Pelosi also told reporters earlier this week that the draft legislation wasn’t an “impeachment resolution,” but House Democrats titled their Wednesday release as an “impeachment resolution,” adding to the confusion.

Speaking to reporters Monday, Pelosi claimed that the House would vote on a resolution that “affirms the ongoing, existing investigation” and “establishes the procedure for hearings that are open to the American people, authorizes the disclosure of deposition transcripts, outlines procedures to transfer evidence to the Judiciary Committee as it considers potential articles of impeachment, and sets forth due process rights for the president and his Counsel,” according to the Washington Examiner.

“We are taking this step to eliminate any doubt as to whether the Trump Administration may withhold documents, prevent witness testimony, disregard duly authorized subpoenas, or continue obstructing the House of Representatives,” she added.

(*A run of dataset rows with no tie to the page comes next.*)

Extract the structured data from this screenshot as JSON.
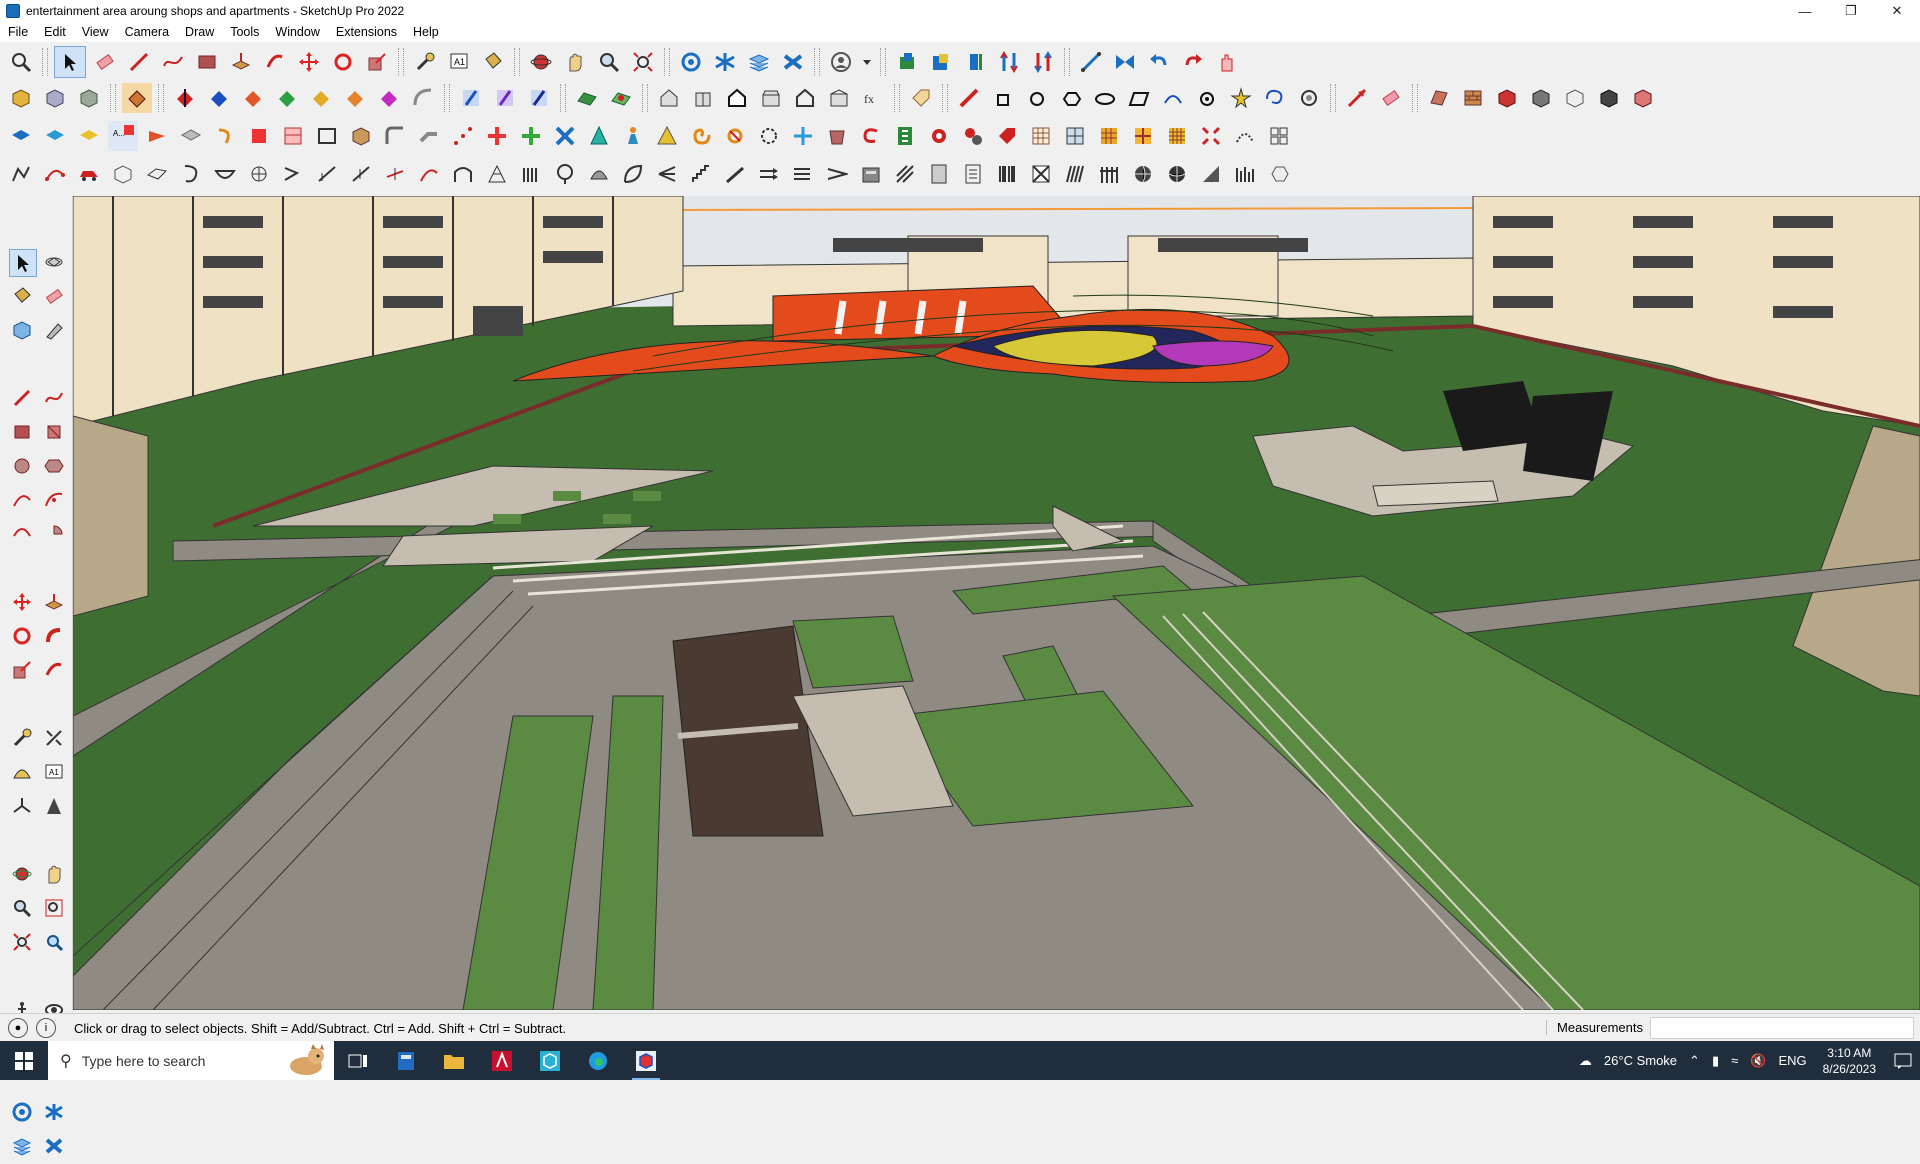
{
  "window": {
    "title": "entertainment area aroung shops and apartments - SketchUp Pro 2022"
  },
  "menus": [
    "File",
    "Edit",
    "View",
    "Camera",
    "Draw",
    "Tools",
    "Window",
    "Extensions",
    "Help"
  ],
  "status": {
    "hint": "Click or drag to select objects. Shift = Add/Subtract. Ctrl = Add. Shift + Ctrl = Subtract.",
    "measurements_label": "Measurements",
    "measurements_value": ""
  },
  "taskbar": {
    "search_placeholder": "Type here to search",
    "weather": "26°C  Smoke",
    "lang": "ENG",
    "time": "3:10 AM",
    "date": "8/26/2023"
  },
  "colors": {
    "grass": "#3f6e33",
    "grass_light": "#5b8a43",
    "path": "#9a9489",
    "orange": "#e44b1c",
    "dark": "#1a1a1a"
  }
}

If that seems like a rather non-committal piece of legislation, that’s because it is. No House resolution will compel a reticent White House to provide documents or witnesses if it has no intention of doing so, or, as in this case, does not see the impeachment inquiry as legitimate, and the resolution likely would not be binding enough on House Democrats to resolve the White House’s concerns about due process.

Indeed, when the draft legislation dropped Wednesday night, it included some basic boilerplate language about due process, but mostly signaled Democrats’ intent to change the process of their inquiry, from closed door hearings to open testimony on the floor of Congress. It also contained a provision gives ” [the House] Intelligence panel … sole authority to conduct the public hearings.”

That leaves Rep. Adam Schiff in charge of approving all witnesses, much to the chagrin of Republican legislators.

But they may not have to worry about the Schiff-led hearings just yet.

Monday, when Pelosi made her statements, however, Democrats were counting on a Thursday vote, and were proceeding as if the voting calendar was ironclad. Wednesday morning, however, it became clear that Democrats won’t be bringing the “impeachment resolution” up for a vote on Thursday, or perhaps, given that most legislators leave town to return to their home districts Thursday night, at any time this week.

“Hoyer, who controls the floor schedule, would not fully commit to holding the vote on Thursday,” according to the Washington Examiner. “‘We are going to have to consider whether or not it is ready to go on Thursday,’ Hoyer said.”